Chapter 7 Assembly Language
Overview
Assembler: Convert assembly language into machine instructions (codes). Assembler is ISA-specific (e.g., LC-3 assembly, x86 assembly)
Compiler: Convert high-level programming language into machine instructions. High-level language is ISA-independent.
See CSAPP P41
Symbolic Name (labels)
Placed at the beginning. Used to identify memory locations. Give a symbolic name to a memory location (address).
- As a target of branch. AGAIN in the example
- As values stored / loaded in that location. E.g., NUMBER, SIX.
Pseudo-ops (assembler directives)
- They are not operations executed by the program
- Used by assembler
- Starts with dot
- .ORIG x3000 ; Set the starting address of the program as x3000. Tells the assembler where in memory to place the LC-3 program.
- .END ; End of program. Telling the assembler where the assembly language program ends.
- .BLKW ; Block of words, set aside some number of sequential memory locations in the program.
- .FILL x00FA; allocate one word, initialized with value n
- .STRINGZ “Power Overwhelming”; n-character string, allocate n + 1 memory locations, initialized with characters within the quotes and a terminator. The characters should be zero-extended ASCII codes. x0048 - ‘H’
Operands
Registers
R0 - R7 (LC-3)
Numbers
- Binary: b1032
- Decimal: #3
- Hexadecimal: x38FA
Assembly Process
Convert assembly language file (.asm) into an executable file (.obj, machine code) for the LC-3 simulator.
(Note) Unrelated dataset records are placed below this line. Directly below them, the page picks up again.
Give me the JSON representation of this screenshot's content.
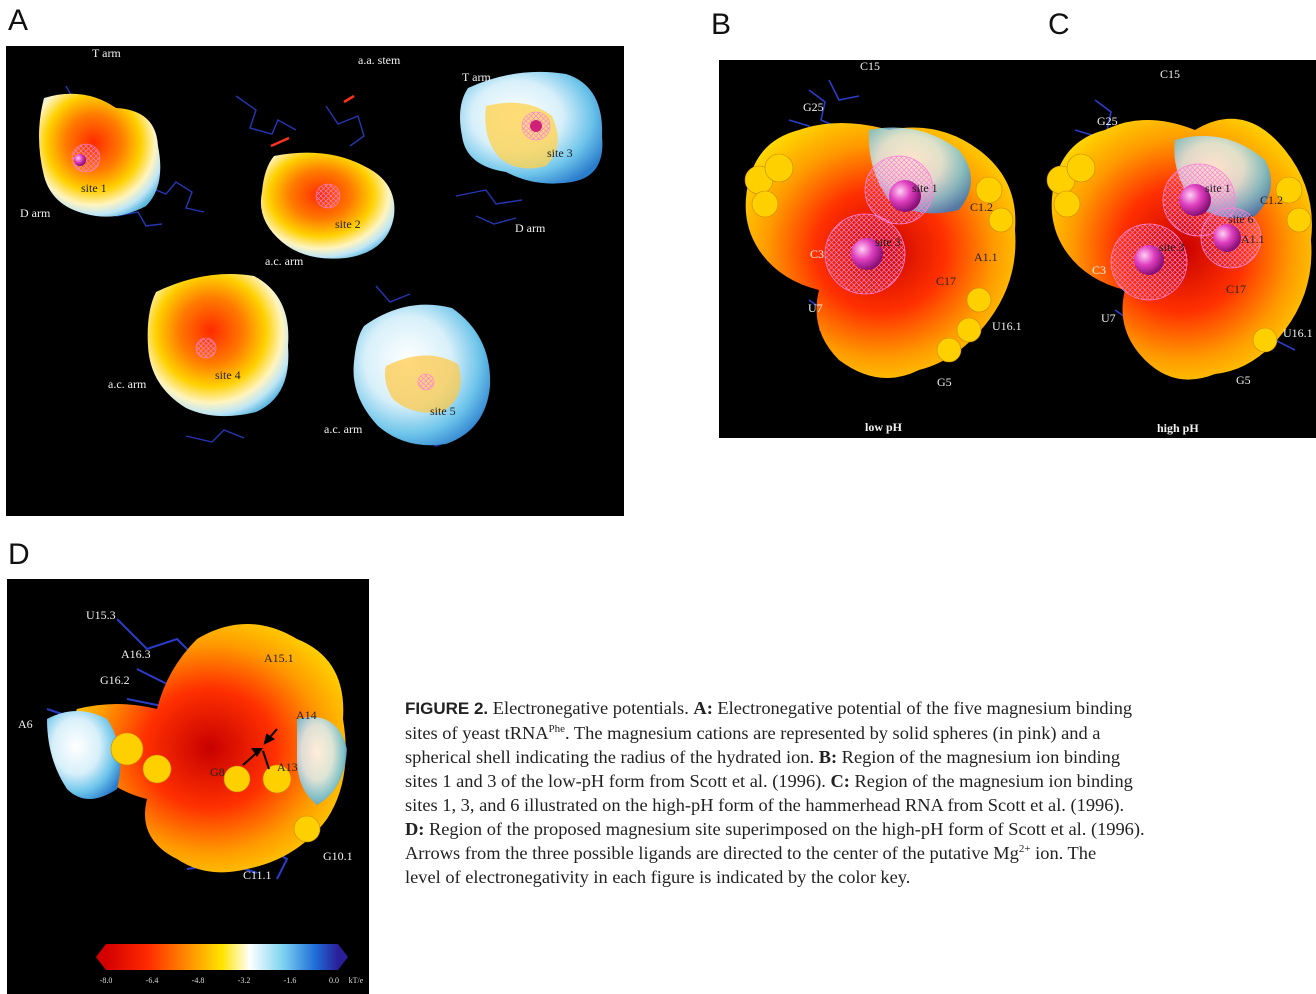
{
  "panels": {
    "A": {
      "letter": "A",
      "labels": {
        "t_arm_left": "T arm",
        "aa_stem": "a.a. stem",
        "t_arm_right": "T arm",
        "d_arm_left": "D arm",
        "d_arm_right": "D arm",
        "site1": "site 1",
        "site2": "site 2",
        "site3": "site 3",
        "site4": "site 4",
        "site5": "site 5",
        "ac_arm_top": "a.c. arm",
        "ac_arm_left": "a.c. arm",
        "ac_arm_right": "a.c. arm"
      }
    },
    "B": {
      "letter": "B",
      "labels": {
        "c15": "C15",
        "g25": "G25",
        "site1": "site 1",
        "c12": "C1.2",
        "site3": "site 3",
        "c3": "C3",
        "a11": "A1.1",
        "c17": "C17",
        "u7": "U7",
        "u161": "U16.1",
        "g5": "G5",
        "ph": "low pH"
      }
    },
    "C": {
      "letter": "C",
      "labels": {
        "c15": "C15",
        "g25": "G25",
        "site1": "site 1",
        "c12": "C1.2",
        "site6": "site 6",
        "a11": "A1.1",
        "site3": "site 3",
        "c3": "C3",
        "c17": "C17",
        "u7": "U7",
        "u161": "U16.1",
        "g5": "G5",
        "ph": "high pH"
      }
    },
    "D": {
      "letter": "D",
      "labels": {
        "u153": "U15.3",
        "a163": "A16.3",
        "a151": "A15.1",
        "g162": "G16.2",
        "a6": "A6",
        "a14": "A14",
        "g8": "G8",
        "a13": "A13",
        "g101": "G10.1",
        "c111": "C11.1"
      },
      "color_key": {
        "ticks": [
          "-8.0",
          "-6.4",
          "-4.8",
          "-3.2",
          "-1.6",
          "0.0"
        ],
        "unit": "kT/e"
      }
    }
  },
  "caption": {
    "figure_label": "FIGURE 2.",
    "s1": " Electronegative potentials. ",
    "a_label": "A:",
    "s2": " Electronegative potential of the five magnesium binding",
    "s3": "sites of yeast tRNA",
    "sup_phe": "Phe",
    "s4": ". The magnesium cations are represented by solid spheres (in pink) and a",
    "s5": "spherical shell indicating the radius of the hydrated ion. ",
    "b_label": "B:",
    "s6": " Region of the magnesium ion binding",
    "s7": "sites 1 and 3 of the low-pH form from Scott et al. (1996). ",
    "c_label": "C:",
    "s8": " Region of the magnesium ion binding",
    "s9": "sites 1, 3, and 6 illustrated on the high-pH form of the hammerhead RNA from Scott et al. (1996).",
    "d_label": "D:",
    "s10": " Region of the proposed magnesium site superimposed on the high-pH form of Scott et al. (1996).",
    "s11": "Arrows from the three possible ligands are directed to the center of the putative Mg",
    "sup_charge": "2+",
    "s12": " ion. The",
    "s13": "level of electronegativity in each figure is indicated by the color key."
  }
}
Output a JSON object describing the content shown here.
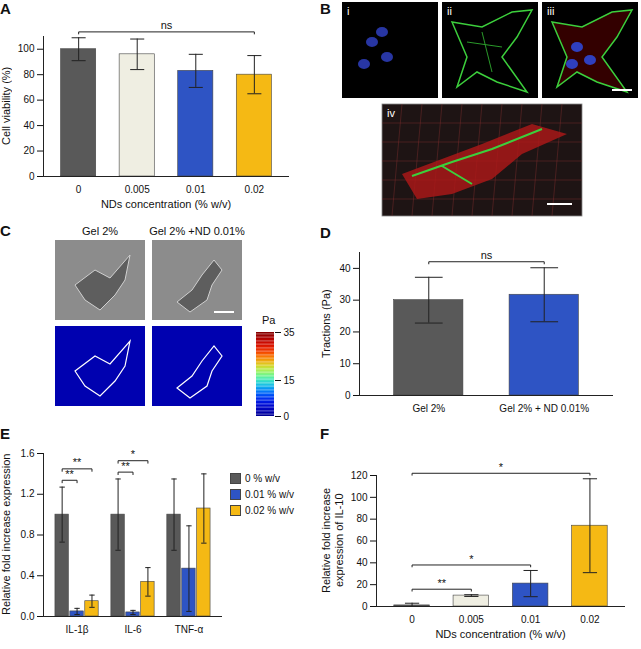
{
  "chart_data": [
    {
      "panel": "A",
      "type": "bar",
      "categories": [
        "0",
        "0.005",
        "0.01",
        "0.02"
      ],
      "values": [
        100,
        96,
        83,
        80
      ],
      "errors": [
        9,
        12,
        13,
        15
      ],
      "colors": [
        "#595959",
        "#efeee2",
        "#2e54c4",
        "#f5b914"
      ],
      "xlabel": "NDs concentration (% w/v)",
      "ylabel": "Cell viability (%)",
      "ylim": [
        0,
        110
      ],
      "yticks": [
        0,
        20,
        40,
        60,
        80,
        100
      ],
      "significance": [
        {
          "from": "0",
          "to": "0.02",
          "label": "ns"
        }
      ]
    },
    {
      "panel": "D",
      "type": "bar",
      "categories": [
        "Gel 2%",
        "Gel 2% + ND 0.01%"
      ],
      "values": [
        30,
        31.7
      ],
      "errors": [
        7.2,
        8.5
      ],
      "colors": [
        "#595959",
        "#2e54c4"
      ],
      "ylabel": "Tractions (Pa)",
      "ylim": [
        0,
        45
      ],
      "yticks": [
        0,
        10,
        20,
        30,
        40
      ],
      "significance": [
        {
          "from": "Gel 2%",
          "to": "Gel 2% + ND 0.01%",
          "label": "ns"
        }
      ]
    },
    {
      "panel": "E",
      "type": "bar",
      "categories": [
        "IL-1β",
        "IL-6",
        "TNF-α"
      ],
      "series": [
        {
          "name": "0 % w/v",
          "color": "#595959",
          "values": [
            1,
            1,
            1
          ],
          "errors": [
            0.27,
            0.35,
            0.35
          ]
        },
        {
          "name": "0.01 % w/v",
          "color": "#2e54c4",
          "values": [
            0.05,
            0.04,
            0.47
          ],
          "errors": [
            0.03,
            0.02,
            0.42
          ]
        },
        {
          "name": "0.02 % w/v",
          "color": "#f5b914",
          "values": [
            0.15,
            0.34,
            1.06
          ],
          "errors": [
            0.06,
            0.14,
            0.34
          ]
        }
      ],
      "legend": "right",
      "ylabel": "Relative fold increase expression",
      "ylim": [
        0,
        1.6
      ],
      "yticks": [
        {
          "value": 0,
          "label": "0.0"
        },
        {
          "value": 0.4,
          "label": "0.4"
        },
        {
          "value": 0.8,
          "label": "0.8"
        },
        {
          "value": 1.2,
          "label": "1.2"
        },
        {
          "value": 1.6,
          "label": "1.6"
        }
      ],
      "significance": [
        {
          "category": "IL-1β",
          "from": "0 % w/v",
          "to": "0.01 % w/v",
          "label": "**"
        },
        {
          "category": "IL-1β",
          "from": "0 % w/v",
          "to": "0.02 % w/v",
          "label": "**"
        },
        {
          "category": "IL-6",
          "from": "0 % w/v",
          "to": "0.01 % w/v",
          "label": "**"
        },
        {
          "category": "IL-6",
          "from": "0 % w/v",
          "to": "0.02 % w/v",
          "label": "*"
        }
      ]
    },
    {
      "panel": "F",
      "type": "bar",
      "categories": [
        "0",
        "0.005",
        "0.01",
        "0.02"
      ],
      "values": [
        1,
        10,
        21,
        74
      ],
      "errors": [
        2,
        0.8,
        12,
        43
      ],
      "colors": [
        "#595959",
        "#efeee2",
        "#2e54c4",
        "#f5b914"
      ],
      "xlabel": "NDs concentration (% w/v)",
      "ylabel": "Relative fold increase expression of IL-10",
      "ylim": [
        0,
        120
      ],
      "yticks": [
        0,
        20,
        40,
        60,
        80,
        100,
        120
      ],
      "significance": [
        {
          "from": "0",
          "to": "0.005",
          "label": "**"
        },
        {
          "from": "0",
          "to": "0.01",
          "label": "*"
        },
        {
          "from": "0",
          "to": "0.02",
          "label": "*"
        }
      ]
    }
  ],
  "image_panels": [
    {
      "panel": "B",
      "labels": [
        "i",
        "ii",
        "iii",
        "iv"
      ]
    },
    {
      "panel": "C",
      "labels": [
        "Gel 2%",
        "Gel 2% +ND 0.01%"
      ],
      "colorbar": {
        "label": "Pa",
        "range": [
          0,
          35
        ],
        "ticks": [
          0,
          15,
          35
        ]
      }
    }
  ]
}
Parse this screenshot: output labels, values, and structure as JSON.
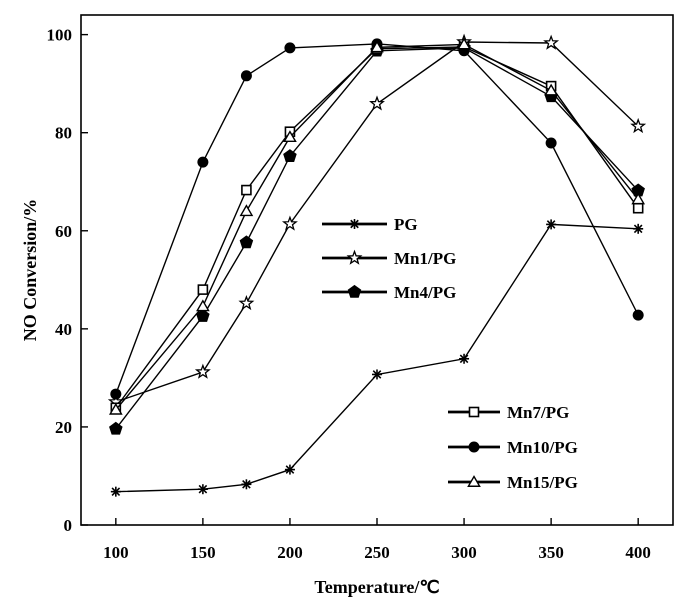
{
  "chart_data": {
    "type": "line",
    "title": "",
    "xlabel": "Temperature/℃",
    "ylabel": "NO Conversion/%",
    "xlim": [
      80,
      420
    ],
    "ylim": [
      0,
      104
    ],
    "x_ticks": [
      100,
      150,
      200,
      250,
      300,
      350,
      400
    ],
    "y_ticks": [
      0,
      20,
      40,
      60,
      80,
      100
    ],
    "x_tick_labels": [
      "100",
      "150",
      "200",
      "250",
      "300",
      "350",
      "400"
    ],
    "y_tick_labels": [
      "0",
      "20",
      "40",
      "60",
      "80",
      "100"
    ],
    "grid": false,
    "x": [
      100,
      150,
      175,
      200,
      250,
      300,
      350,
      400
    ],
    "series": [
      {
        "name": "PG",
        "marker": "asterisk",
        "values": [
          6.8,
          7.3,
          8.3,
          11.3,
          30.7,
          33.9,
          61.3,
          60.4
        ]
      },
      {
        "name": "Mn1/PG",
        "marker": "star",
        "values": [
          25.1,
          31.2,
          45.2,
          61.4,
          85.9,
          98.5,
          98.3,
          81.3
        ]
      },
      {
        "name": "Mn4/PG",
        "marker": "pentagon",
        "values": [
          19.6,
          42.6,
          57.6,
          75.2,
          96.7,
          97.3,
          87.4,
          68.2
        ]
      },
      {
        "name": "Mn7/PG",
        "marker": "square-open",
        "values": [
          23.9,
          48.0,
          68.3,
          80.2,
          97.1,
          97.5,
          89.5,
          64.6
        ]
      },
      {
        "name": "Mn10/PG",
        "marker": "circle",
        "values": [
          26.7,
          74.0,
          91.6,
          97.3,
          98.1,
          96.7,
          77.9,
          42.8
        ]
      },
      {
        "name": "Mn15/PG",
        "marker": "triangle-open",
        "values": [
          23.5,
          44.6,
          64.0,
          79.1,
          97.4,
          98.0,
          88.6,
          66.4
        ]
      }
    ],
    "legend": [
      {
        "group": "upper",
        "placement": "center-left",
        "entries": [
          "PG",
          "Mn1/PG",
          "Mn4/PG"
        ]
      },
      {
        "group": "lower",
        "placement": "bottom-right",
        "entries": [
          "Mn7/PG",
          "Mn10/PG",
          "Mn15/PG"
        ]
      }
    ]
  }
}
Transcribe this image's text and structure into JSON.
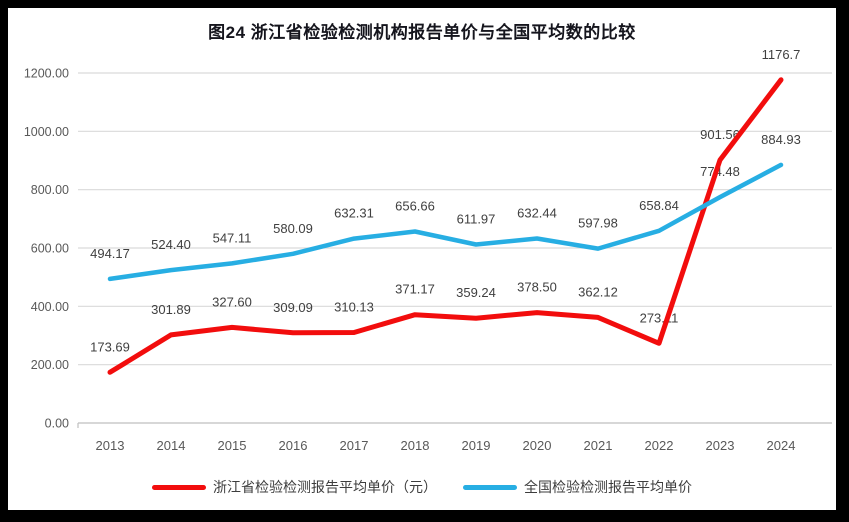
{
  "chart_data": {
    "type": "line",
    "title": "图24  浙江省检验检测机构报告单价与全国平均数的比较",
    "categories": [
      "2013",
      "2014",
      "2015",
      "2016",
      "2017",
      "2018",
      "2019",
      "2020",
      "2021",
      "2022",
      "2023",
      "2024"
    ],
    "series": [
      {
        "name": "浙江省检验检测报告平均单价（元）",
        "color": "#f20d0d",
        "stroke_width": 5,
        "values": [
          173.69,
          301.89,
          327.6,
          309.09,
          310.13,
          371.17,
          359.24,
          378.5,
          362.12,
          273.11,
          901.56,
          1176.7
        ],
        "labels": [
          "173.69",
          "301.89",
          "327.60",
          "309.09",
          "310.13",
          "371.17",
          "359.24",
          "378.50",
          "362.12",
          "273.11",
          "901.56",
          "1176.7"
        ]
      },
      {
        "name": "全国检验检测报告平均单价",
        "color": "#27aee3",
        "stroke_width": 4.5,
        "values": [
          494.17,
          524.4,
          547.11,
          580.09,
          632.31,
          656.66,
          611.97,
          632.44,
          597.98,
          658.84,
          774.48,
          884.93
        ],
        "labels": [
          "494.17",
          "524.40",
          "547.11",
          "580.09",
          "632.31",
          "656.66",
          "611.97",
          "632.44",
          "597.98",
          "658.84",
          "774.48",
          "884.93"
        ]
      }
    ],
    "ylim": [
      0,
      1200
    ],
    "ytick_step": 200,
    "ytick_labels": [
      "0.00",
      "200.00",
      "400.00",
      "600.00",
      "800.00",
      "1000.00",
      "1200.00"
    ],
    "grid": true,
    "legend_position": "bottom",
    "colors": {
      "grid": "#d9d9d9",
      "axis": "#bfbfbf",
      "tick_text": "#595959",
      "data_label_text": "#404040",
      "panel_bg": "#ffffff",
      "frame_bg": "#000000"
    }
  }
}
Assembly program → 1st pass (scan the program file, finding all labels and their corresponding addresses (called the symbol table) → 2nd pass (Convert instructions to machine code using information from the symbol table) → executable image
First pass: constructing the symbol table
It assumes that the entire program exists between .ORIG and .END pseudo-ops.
LC (location counter): keep track of the location assigned to each instruction by LC. It works during assembling.
The assembler examines each instruction (non-empty line) in sequence and creates a symbol entry (including label name and its address in LC) if a label is met.
Second pass: generating the machine language program
Translate the assembly language instructions into LC-3 machine language instruction.
See P243, the object file
.ORIG, the address will be put in the first line of the object file
Note: the value of PCoffset is computed by the address of label in the symbol table and the address of the current instruction (PC). You translate the value of PCoffset instead of the value of label address itself.
Note: object file includes the starting address (.ORIG) and machine codes of instructions.
After Assemble
You will get some list files, symbol table (.sym), and the object file (which will be loaded into simulator)
Linking
- Resolving symbols between independent object files. Then you may use a symbol defined in another module. Linker will search symbol tables of other modules to resolve symbols and complete code generation before loading.
- .EXTERNAL, specifies a symbolic name of an address which is not known yet. It tells the assembler that a symbol is defined in another module.
Loading
Loading: the process of copying an executable image into memory. Loaders would relocate images to fit into available memory.
LC-3 simulator can load multiple object files into memory.
- System routines such as INPUT, are loaded automatically into “System Memory” below x3000.
- User code should be loaded between x3000 and xFDFF.
- Each object file includes a starting address.